My methi leaves have a white powdery coating — what is it and how do I fix it?

That white coating is powdery mildew, a fungal disease common in cool, humid growing conditions. It appears more often on balconies with poor air circulation or in cities like Bengaluru and Mumbai. Spray the affected leaves with a neem oil solution (5 ml neem oil + 1 litre water + a few drops of soap) early in the morning, every five to seven days. Move the tray to a better-ventilated spot. Remove heavily affected leaves to slow the spread. For a full diagnosis guide, see Why does my methi have white coating?.

What is the difference between kasoori methi and garden methi?

Kasoori methi (also spelled kasuri methi) refers to a variety originally associated with the Kasur region, known for its distinctively fragrant, small leaves that dry beautifully. It is the variety most often sold for drying and using in dishes like butter chicken and dal makhani. Garden methi (also called fresh methi or hari methi) refers to the common variety grown for fresh green leaves — used in methi saag, aloo methi, methi paratha, and methi thepla. Both are the same species (Trigonella foenum-graecum) and are grown the same way. If you are growing for fresh leaves, either variety works well on a terrace.

How deep does the container need to be for methi?

Methi has a shallow root system and does not need a deep container. A depth of 12–15 cm is sufficient. Going deeper than 20 cm does not help the plants and wastes potting mix. What matters more than depth is width — a wide, flat tray gives more sowing area and makes harvesting with scissors easier. A 40 cm wide, 15 cm deep rectangular tray is close to ideal for a home terrace planting.

Can I grow methi from kitchen seeds (the methi dana I use for cooking)?
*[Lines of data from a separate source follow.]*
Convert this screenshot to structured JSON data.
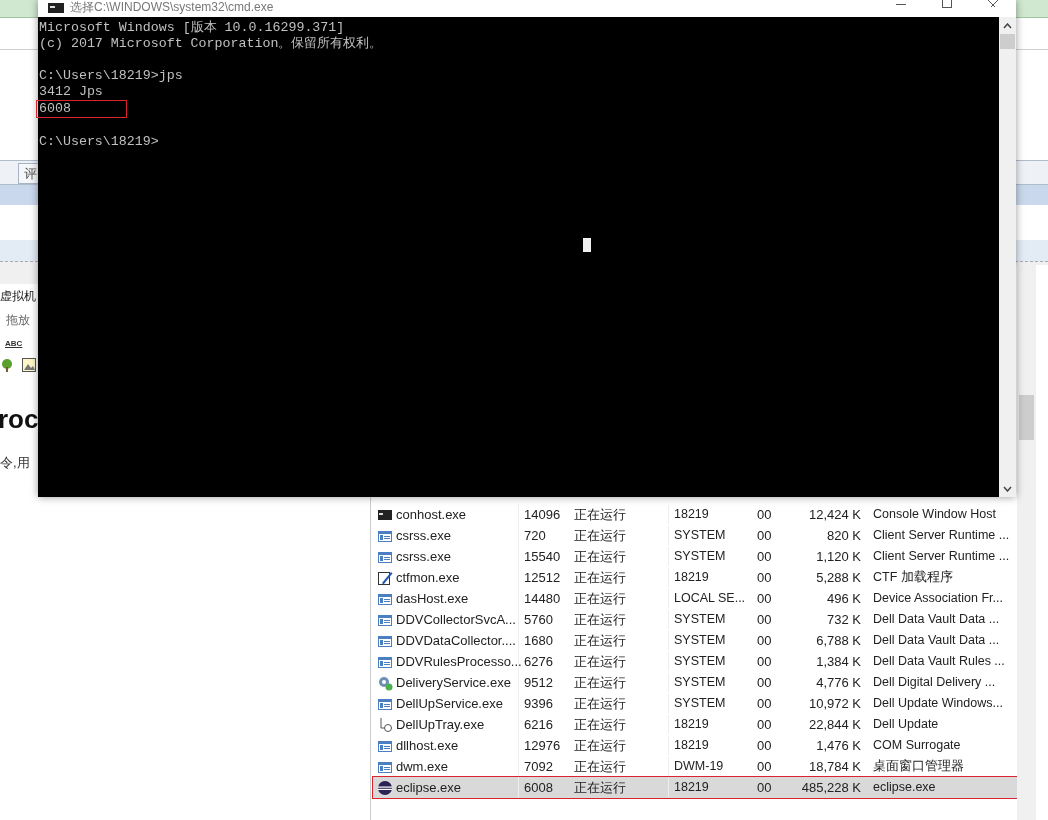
{
  "background_window": {
    "tab": "评",
    "field": "虚拟机",
    "hint": "拖放",
    "toolbar_label": "ABC",
    "heading": "roc",
    "paragraph": "令,用"
  },
  "console": {
    "title": "选择C:\\WINDOWS\\system32\\cmd.exe",
    "lines": [
      {
        "text": "Microsoft Windows [版本 10.0.16299.371]",
        "blank_before": false,
        "highlighted": false
      },
      {
        "text": "(c) 2017 Microsoft Corporation。保留所有权利。",
        "blank_before": false,
        "highlighted": false
      },
      {
        "text": "C:\\Users\\18219>jps",
        "blank_before": true,
        "highlighted": false
      },
      {
        "text": "3412 Jps",
        "blank_before": false,
        "highlighted": false
      },
      {
        "text": "6008",
        "blank_before": false,
        "highlighted": true
      },
      {
        "text": "C:\\Users\\18219>",
        "blank_before": true,
        "highlighted": false
      }
    ]
  },
  "task_manager": {
    "rows": [
      {
        "kind": "console",
        "name": "conhost.exe",
        "pid": "14096",
        "status": "正在运行",
        "user": "18219",
        "cpu": "00",
        "memory": "12,424 K",
        "description": "Console Window Host",
        "selected": false,
        "highlighted": false
      },
      {
        "kind": "window",
        "name": "csrss.exe",
        "pid": "720",
        "status": "正在运行",
        "user": "SYSTEM",
        "cpu": "00",
        "memory": "820 K",
        "description": "Client Server Runtime ...",
        "selected": false,
        "highlighted": false
      },
      {
        "kind": "window",
        "name": "csrss.exe",
        "pid": "15540",
        "status": "正在运行",
        "user": "SYSTEM",
        "cpu": "00",
        "memory": "1,120 K",
        "description": "Client Server Runtime ...",
        "selected": false,
        "highlighted": false
      },
      {
        "kind": "pen",
        "name": "ctfmon.exe",
        "pid": "12512",
        "status": "正在运行",
        "user": "18219",
        "cpu": "00",
        "memory": "5,288 K",
        "description": "CTF 加载程序",
        "selected": false,
        "highlighted": false
      },
      {
        "kind": "window",
        "name": "dasHost.exe",
        "pid": "14480",
        "status": "正在运行",
        "user": "LOCAL SE...",
        "cpu": "00",
        "memory": "496 K",
        "description": "Device Association Fr...",
        "selected": false,
        "highlighted": false
      },
      {
        "kind": "window",
        "name": "DDVCollectorSvcA...",
        "pid": "5760",
        "status": "正在运行",
        "user": "SYSTEM",
        "cpu": "00",
        "memory": "732 K",
        "description": "Dell Data Vault Data ...",
        "selected": false,
        "highlighted": false
      },
      {
        "kind": "window",
        "name": "DDVDataCollector....",
        "pid": "1680",
        "status": "正在运行",
        "user": "SYSTEM",
        "cpu": "00",
        "memory": "6,788 K",
        "description": "Dell Data Vault Data ...",
        "selected": false,
        "highlighted": false
      },
      {
        "kind": "window",
        "name": "DDVRulesProcesso...",
        "pid": "6276",
        "status": "正在运行",
        "user": "SYSTEM",
        "cpu": "00",
        "memory": "1,384 K",
        "description": "Dell Data Vault Rules ...",
        "selected": false,
        "highlighted": false
      },
      {
        "kind": "gear",
        "name": "DeliveryService.exe",
        "pid": "9512",
        "status": "正在运行",
        "user": "SYSTEM",
        "cpu": "00",
        "memory": "4,776 K",
        "description": "Dell Digital Delivery ...",
        "selected": false,
        "highlighted": false
      },
      {
        "kind": "window",
        "name": "DellUpService.exe",
        "pid": "9396",
        "status": "正在运行",
        "user": "SYSTEM",
        "cpu": "00",
        "memory": "10,972 K",
        "description": "Dell Update Windows...",
        "selected": false,
        "highlighted": false
      },
      {
        "kind": "tray",
        "name": "DellUpTray.exe",
        "pid": "6216",
        "status": "正在运行",
        "user": "18219",
        "cpu": "00",
        "memory": "22,844 K",
        "description": "Dell Update",
        "selected": false,
        "highlighted": false
      },
      {
        "kind": "window",
        "name": "dllhost.exe",
        "pid": "12976",
        "status": "正在运行",
        "user": "18219",
        "cpu": "00",
        "memory": "1,476 K",
        "description": "COM Surrogate",
        "selected": false,
        "highlighted": false
      },
      {
        "kind": "window",
        "name": "dwm.exe",
        "pid": "7092",
        "status": "正在运行",
        "user": "DWM-19",
        "cpu": "00",
        "memory": "18,784 K",
        "description": "桌面窗口管理器",
        "selected": false,
        "highlighted": false
      },
      {
        "kind": "eclipse",
        "name": "eclipse.exe",
        "pid": "6008",
        "status": "正在运行",
        "user": "18219",
        "cpu": "00",
        "memory": "485,228 K",
        "description": "eclipse.exe",
        "selected": true,
        "highlighted": true
      }
    ]
  }
}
Yes, kitchen methi seeds will germinate and grow into plants. The caveat is that seeds sold for cooking are sometimes old or have been heat-treated for storage, which reduces germination rates. You might get 50–70% germination from kitchen seeds versus 80–90% from seeds sold specifically for sowing. If you are using kitchen seeds, sow a little more densely than usual to account for lower germination. Soak the seeds overnight before sowing to improve results. For consistent germination, buy fresh sowing seeds from a nursery — they cost ₹20–₹40 for a 100-gram packet and are worth it.